Behavioral Patterns – Thumb Rules

This post is directly copied from sourcemaking, just to make it easy for readers to access this piece of knowledge.

Rules for how and when to apply:

  1. Behavioral patterns are concerned with the assignment of responsibilities between objects, or, encapsulating behavior in an object and delegating requests to it.
  2. Chain of responsibility, Command, Mediator, and Observer, address how you can decouple senders and receivers, but with different trade-offs. Chain of responsibility passes a sender request along a chain of potential receivers.
  3. Command normally specifies a sender-receiver connection with a subclass.
  4. Mediator has senders and receivers reference each other indirectly. Observer defines a very decoupled interface that allows for multiple receivers to be configured at run-time.
  5. Chain of responsibility can use Command to represent requests as objects.
  6. Chain of responsibility is often applied in conjunction with Composite. There, a component’s parent can act as its successor.
  7. Command and Memento act as magic tokens to be passed around and invoked at a later time. In Command, the token represents a request; in Memento, it represents the internal state of an object at a particular time. Polymorphism is important to Command, but not to Memento because its interface is so narrow that a memento can only be passed as a value.
  8. Command can use Memento to maintain the state required for an undo operation.
  9. MacroCommands can be implemented with Composite.
  10. A Command that must be copied before being placed on a history list acts as a Prototype.
  11. Interpreter can use State to define parsing contexts.
  12. The abstract syntax tree of Interpreter is a Composite (therefore Iterator and Visitor are also applicable).
  13. Terminal symbols within Interpreter’s abstract syntax tree can be shared with Flyweight.
  14. Iterator can traverse a Composite. Visitor can apply an operation over a Composite.
  15. Polymorphic Iterators rely on Factory Methods to instantiate the appropriate Iterator subclass.
  16. Mediator and Observer are competing patterns. The difference between them is that Observer distributes communication by introducing “observer” and “subject” objects, whereas a Mediator object encapsulates the communication between other objects. We’ve found it easier to make reusable Observers and Subjects than to make reusable Mediators.
  17. On the other hand, Mediator can leverage Observer for dynamically registering colleagues and communicating with them.
  18. Mediator is similar to Facade in that it abstracts functionality of existing classes.
  19. Mediator abstracts/centralizes arbitrary communication between colleague objects, it routinely “adds value”, and it is known/referenced by the colleague objects (i.e. it defines a multidirectional protocol). In contrast, Facade defines a simpler interface to a subsystem, it doesn’t add new functionality, and it is not known by the subsystem classes (i.e. it defines a unidirectional protocol where it makes requests of the subsystem classes but not vice versa).

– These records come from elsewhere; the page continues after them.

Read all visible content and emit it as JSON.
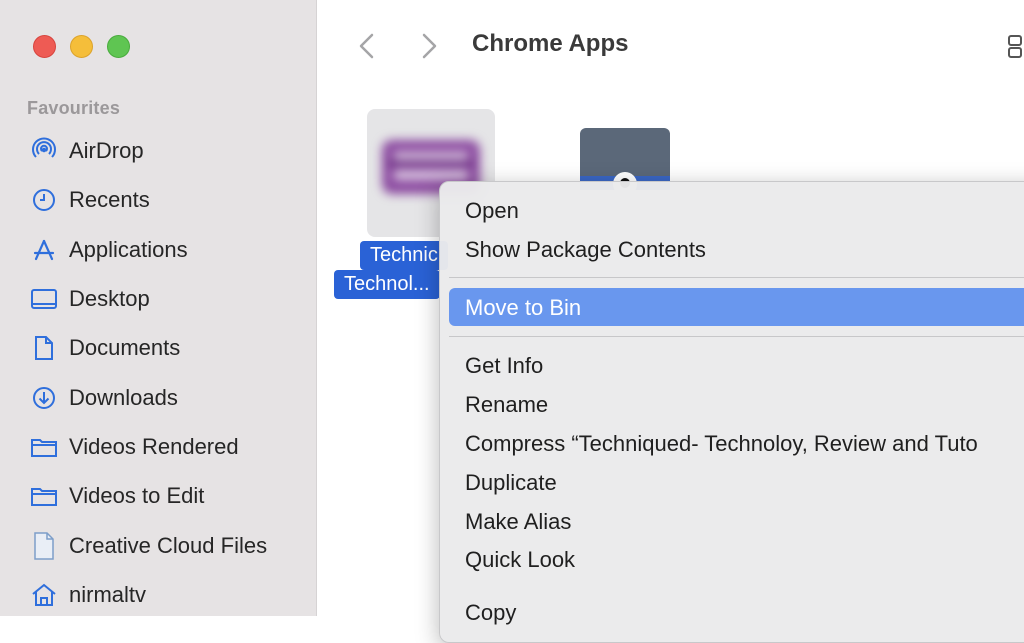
{
  "sidebar": {
    "heading": "Favourites",
    "items": [
      {
        "label": "AirDrop",
        "icon": "airdrop-icon"
      },
      {
        "label": "Recents",
        "icon": "clock-icon"
      },
      {
        "label": "Applications",
        "icon": "applications-icon"
      },
      {
        "label": "Desktop",
        "icon": "desktop-icon"
      },
      {
        "label": "Documents",
        "icon": "document-icon"
      },
      {
        "label": "Downloads",
        "icon": "download-icon"
      },
      {
        "label": "Videos Rendered",
        "icon": "folder-icon"
      },
      {
        "label": "Videos to Edit",
        "icon": "folder-icon"
      },
      {
        "label": "Creative Cloud Files",
        "icon": "file-icon"
      },
      {
        "label": "nirmaltv",
        "icon": "home-icon"
      }
    ]
  },
  "toolbar": {
    "title": "Chrome Apps"
  },
  "files": {
    "selected_line1": "Technic",
    "selected_line2": "Technol..."
  },
  "context_menu": {
    "items": [
      "Open",
      "Show Package Contents",
      "Move to Bin",
      "Get Info",
      "Rename",
      "Compress “Techniqued- Technoloy, Review and Tuto",
      "Duplicate",
      "Make Alias",
      "Quick Look",
      "Copy"
    ],
    "highlighted": "Move to Bin"
  },
  "colors": {
    "accent": "#2a62d6",
    "highlight": "#6997ee",
    "sidebar_icon": "#2f6fdc"
  }
}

  20. Memento is often used in conjunction with Iterator. An Iterator can use a Memento to capture the state of an iteration. The Iterator stores the Memento internally.
    State is like Strategy except in its intent.

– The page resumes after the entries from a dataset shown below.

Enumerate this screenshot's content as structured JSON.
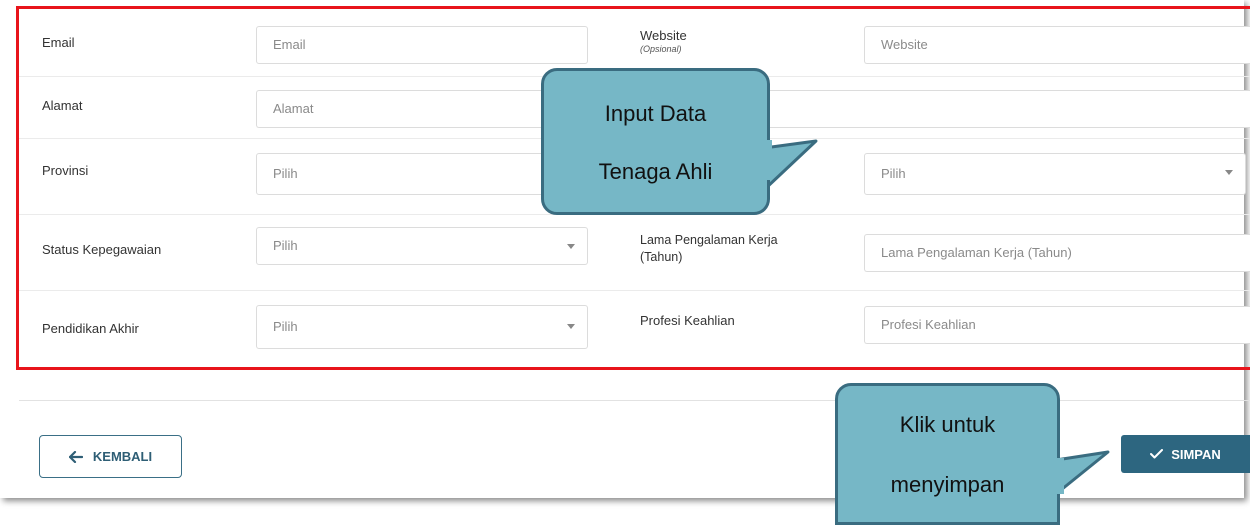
{
  "form": {
    "email": {
      "label": "Email",
      "placeholder": "Email"
    },
    "website": {
      "label": "Website",
      "sublabel": "(Opsional)",
      "placeholder": "Website"
    },
    "alamat": {
      "label": "Alamat",
      "placeholder": "Alamat"
    },
    "provinsi": {
      "label": "Provinsi",
      "placeholder": "Pilih"
    },
    "kabupaten": {
      "placeholder": "Pilih"
    },
    "status_kepegawaian": {
      "label": "Status Kepegawaian",
      "placeholder": "Pilih"
    },
    "lama_pengalaman": {
      "label_line1": "Lama Pengalaman Kerja",
      "label_line2": "(Tahun)",
      "placeholder": "Lama Pengalaman Kerja (Tahun)"
    },
    "pendidikan_akhir": {
      "label": "Pendidikan Akhir",
      "placeholder": "Pilih"
    },
    "profesi_keahlian": {
      "label": "Profesi Keahlian",
      "placeholder": "Profesi Keahlian"
    }
  },
  "buttons": {
    "back_label": "KEMBALI",
    "save_label": "SIMPAN"
  },
  "callouts": {
    "input_line1": "Input Data",
    "input_line2": "Tenaga Ahli",
    "save_line1": "Klik untuk",
    "save_line2": "menyimpan"
  },
  "icons": {
    "back": "arrow-left-icon",
    "save": "check-icon",
    "dropdown": "caret-down-icon"
  },
  "colors": {
    "highlight_border": "#e8141b",
    "primary": "#2d6680",
    "callout_fill": "#76b7c6",
    "callout_border": "#3a6c80"
  }
}
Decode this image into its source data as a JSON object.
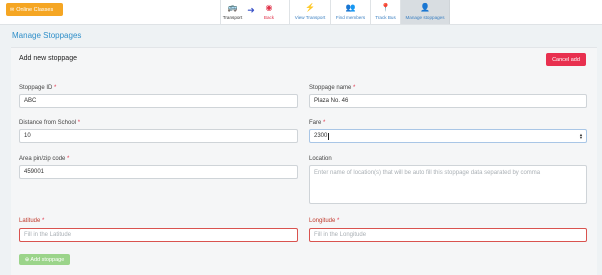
{
  "topbar": {
    "online_label": "Online Classes",
    "nav": {
      "transport": "Transport",
      "back": "Back",
      "view_transport": "View Transport",
      "find_members": "Find members",
      "track_bus": "Track Bus",
      "manage_stoppages": "Manage stoppages"
    }
  },
  "page_title": "Manage Stoppages",
  "form": {
    "title": "Add new stoppage",
    "cancel_label": "Cancel add",
    "stoppage_id": {
      "label": "Stoppage ID",
      "value": "ABC"
    },
    "stoppage_name": {
      "label": "Stoppage name",
      "value": "Plaza No. 46"
    },
    "distance": {
      "label": "Distance from School",
      "value": "10"
    },
    "fare": {
      "label": "Fare",
      "value": "2300"
    },
    "pin": {
      "label": "Area pin/zip code",
      "value": "459001"
    },
    "location": {
      "label": "Location",
      "placeholder": "Enter name of location(s) that will be auto fill this stoppage data separated by comma"
    },
    "latitude": {
      "label": "Latitude",
      "placeholder": "Fill in the Latitude"
    },
    "longitude": {
      "label": "Longitude",
      "placeholder": "Fill in the Longitude"
    },
    "add_label": "Add stoppage",
    "required_mark": "*"
  }
}
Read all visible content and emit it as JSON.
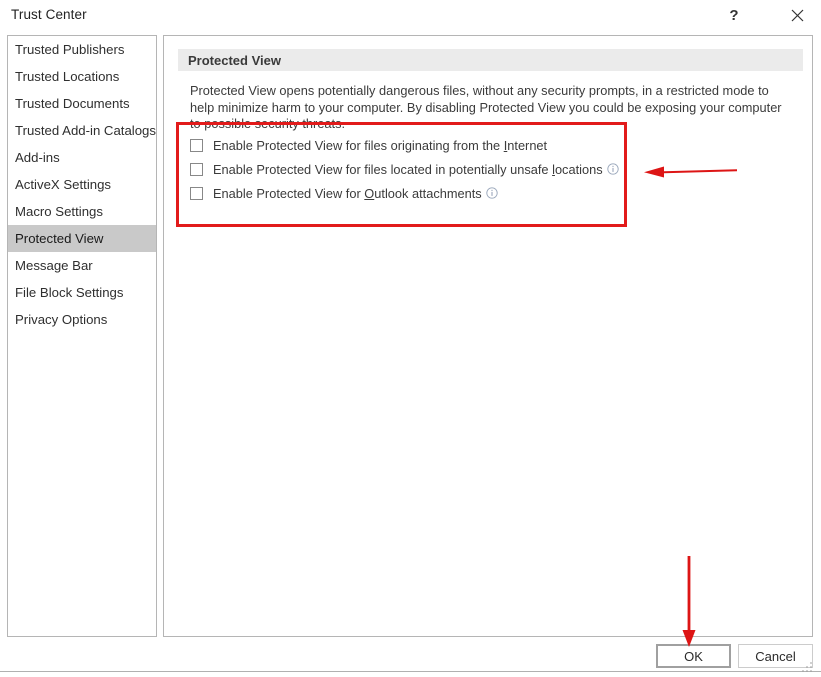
{
  "window": {
    "title": "Trust Center",
    "help_label": "?",
    "close_label": "close-icon"
  },
  "sidebar": {
    "items": [
      {
        "label": "Trusted Publishers",
        "selected": false
      },
      {
        "label": "Trusted Locations",
        "selected": false
      },
      {
        "label": "Trusted Documents",
        "selected": false
      },
      {
        "label": "Trusted Add-in Catalogs",
        "selected": false
      },
      {
        "label": "Add-ins",
        "selected": false
      },
      {
        "label": "ActiveX Settings",
        "selected": false
      },
      {
        "label": "Macro Settings",
        "selected": false
      },
      {
        "label": "Protected View",
        "selected": true
      },
      {
        "label": "Message Bar",
        "selected": false
      },
      {
        "label": "File Block Settings",
        "selected": false
      },
      {
        "label": "Privacy Options",
        "selected": false
      }
    ]
  },
  "content": {
    "header": "Protected View",
    "description": "Protected View opens potentially dangerous files, without any security prompts, in a restricted mode to help minimize harm to your computer. By disabling Protected View you could be exposing your computer to possible security threats.",
    "options": [
      {
        "label_before": "Enable Protected View for files originating from the ",
        "accelerator": "I",
        "label_after": "nternet",
        "checked": false,
        "has_info": false
      },
      {
        "label_before": "Enable Protected View for files located in potentially unsafe ",
        "accelerator": "l",
        "label_after": "ocations",
        "checked": false,
        "has_info": true
      },
      {
        "label_before": "Enable Protected View for ",
        "accelerator": "O",
        "label_after": "utlook attachments",
        "checked": false,
        "has_info": true
      }
    ]
  },
  "footer": {
    "ok_label": "OK",
    "cancel_label": "Cancel"
  },
  "annotations": {
    "color": "#e21b1b",
    "box_target": "protected-view-options-group",
    "arrow_horizontal_target": "protected-view-options-group",
    "arrow_vertical_target": "ok-button"
  }
}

  21. Flyweight explains when and how State objects can be shared.
  22. State objects are often Singletons.
  23. Strategy lets you change the guts of an object. Decorator lets you change the skin.
  24. Strategy is to algorithm. as Builder is to creation.
  25. Strategy has 2 different implementations, the first is similar to State. The difference is in binding times (Strategy is a bind-once pattern, whereas State is more dynamic).
  26. Strategy objects often make good Flyweights.
  27. Strategy is like Template method except in its granularity.
  28. Template method uses inheritance to vary part of an algorithm. Strategy uses delegation to vary the entire algorithm.
  29. The Visitor pattern is like a more powerful Command pattern because the visitor may initiate whatever is appropriate for the kind of object it encounters.